Robert Trent Vinson’s mother and her friends had a prophetic running joke when he was a child.
“They called me the little professor,” Vinson said. “I was always reading history. I would bring a book to the dinner table, and they would tell me to put the book away. I thought, ‘How dare they interrupt my reading with dinner?’”
Vinson, the Frances L. and Edwin L. Cummings Associate Professor of History and Africana Studies at William & Mary, went on to earn a bachelor’s degree at the University of Nevada, Las Vegas and a master’s and a doctorate from Howard University. He is still reading history, in addition to teaching and authoring books on the subject. A historian of Africa, Vinson also studies the African Diaspora, which looks at Africans and African-descended peoples around the world.
At William & Mary, Vinson has found bright students who have genuine interest in his area of study and a university that supports his teaching and research.
“Being able to teach courses connecting the histories of Africa and the Americas was vitally important to me,” Vinson said. “History is about connections. It’s rarely about studying a particular nation-state or a particular region in isolation. You have to understand that people have moved throughout history, and quite often they move across borders of countries, continents and oceans.”
Vinson, who has been at the university since 2006, was awarded the Cummings Professorship in 2014. He said William & Mary students thrive in the university’s small classes, which foster free discussion and bolster faculty-student relationships.
“I love to teach,” he said. “When students are excited about the material, they want to know more. They’re digging into primary sources, asking deeper questions and pushing me.”
“They appreciate that their intelligence is being respected.”
Vinson said his classes often challenge students to rethink events like the Civil War, for which they already have a knowledge base from middle and high school history classes. He said teaching the war from the perspective of enslaved people, who saw it as an unprecedented opportunity to fight for abolition, changes the context.
“Now you look at the Civil War as something that just didn’t bring the rebellious states back in, but you look at it as a type of revolution because — in the space of five years — we’ve completely demolished the largest slave society in world history,” Vinson said. “We’re still telling the story, but we’re adding different perspectives. When you do that, you have a deeper appreciation for the significance of the war.”
Vinson’s research often involves travels to Africa and other parts of the world. He said he is grateful for support of the department of history and the program in Africana studies and that of the Cummings Professorship, which provides research funding.
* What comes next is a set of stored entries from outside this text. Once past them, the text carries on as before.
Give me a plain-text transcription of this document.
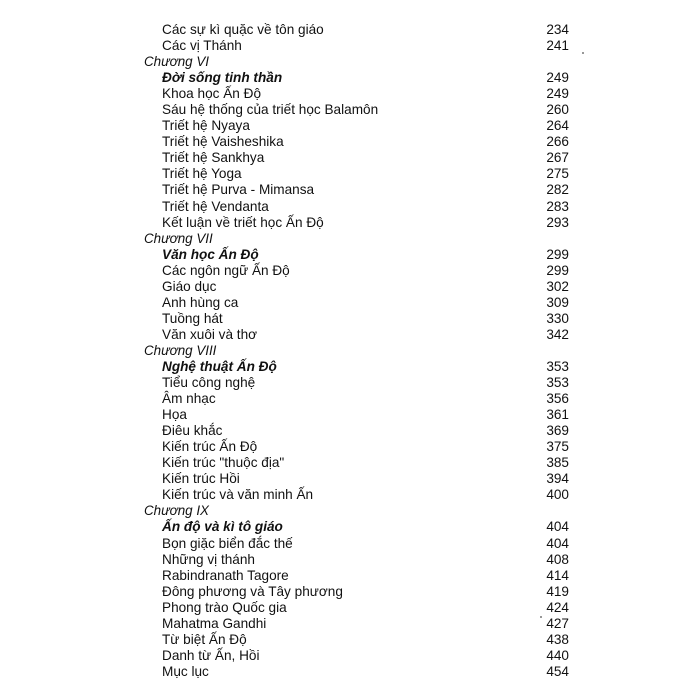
Các sự kì quặc về tôn giáo	234
Các vị Thánh	241
Chương VI
Đời sống tinh thần	249
Khoa học Ấn Độ	249
Sáu hệ thống của triết học Balamôn	260
Triết hệ Nyaya	264
Triết hệ Vaisheshika	266
Triết hệ Sankhya	267
Triết hệ Yoga	275
Triết hệ Purva - Mimansa	282
Triết hệ Vendanta	283
Kết luận về triết học Ấn Độ	293
Chương VII
Văn học Ấn Độ	299
Các ngôn ngữ Ấn Độ	299
Giáo dục	302
Anh hùng ca	309
Tuồng hát	330
Văn xuôi và thơ	342
Chương VIII
Nghệ thuật Ấn Độ	353
Tiểu công nghệ	353
Âm nhạc	356
Họa	361
Điêu khắc	369
Kiến trúc Ấn Độ	375
Kiến trúc "thuộc địa"	385
Kiến trúc Hồi	394
Kiến trúc và văn minh Ấn	400
Chương IX
Ấn độ và kì tô giáo	404
Bọn giặc biển đắc thế	404
Những vị thánh	408
Rabindranath Tagore	414
Đông phương và Tây phương	419
Phong trào Quốc gia	424
Mahatma Gandhi	427
Từ biệt Ấn Độ	438
Danh từ Ấn, Hồi	440
Mục lục	454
“I feel like the powers that be at the university understand the importance of the research. They go beyond the lip service by helping to provide some of the resources that are needed to do that work,” he said.
Students also assist Vinson with his research, usually through the Chappell Undergraduate Research Fellowships, which are administered by William & Mary’s Roy R. Charles Center for Academic Excellence. The fellowships facilitate student-faculty summer research.
“It’s a reciprocal dynamic because I’m also mentoring them with their projects,” Vinson said.
South Africa — and its relationship with the Americas — has been an interest of Vinson’s since he watched the nation’s struggle to overcome apartheid in the 1980s and early 1990s. He was struck by how similar the images from South Africa were to those from the Jim Crow era in the U.S. Vinson’s latest book, Before Mandela, Like A King: The Prophetic Politics of Chief Albert Luthuli, tells the story of a man he described as “South Africa’s Martin Luther King Jr.” It is scheduled for publication in 2015.
“It’s been wonderful writing about him,” Vinson said of Luthuli, the president of the leading anti-apartheid organization, the African National Congress, from 1952-1967 and the first African to be awarded a Nobel Peace Prize. “He’s a fascinating figure, but most people have never heard of him.”
Two additional books, for which the Cummings Professorship provided vital research funding, are forthcoming. Vinson said professorships show faculty members that their work at the university is appreciated.
“Our primary motivation is not money. The research and teaching that we’re doing are really important to us, and sometimes there can be a feeling that our work in the classroom and in the archives is not fully appreciated or understood,” he said. “When you get a professorship, it may come with a few dollars, it may come with a little research money, but what really warms you up is that you feel valued for what you do in the classroom and on campus.”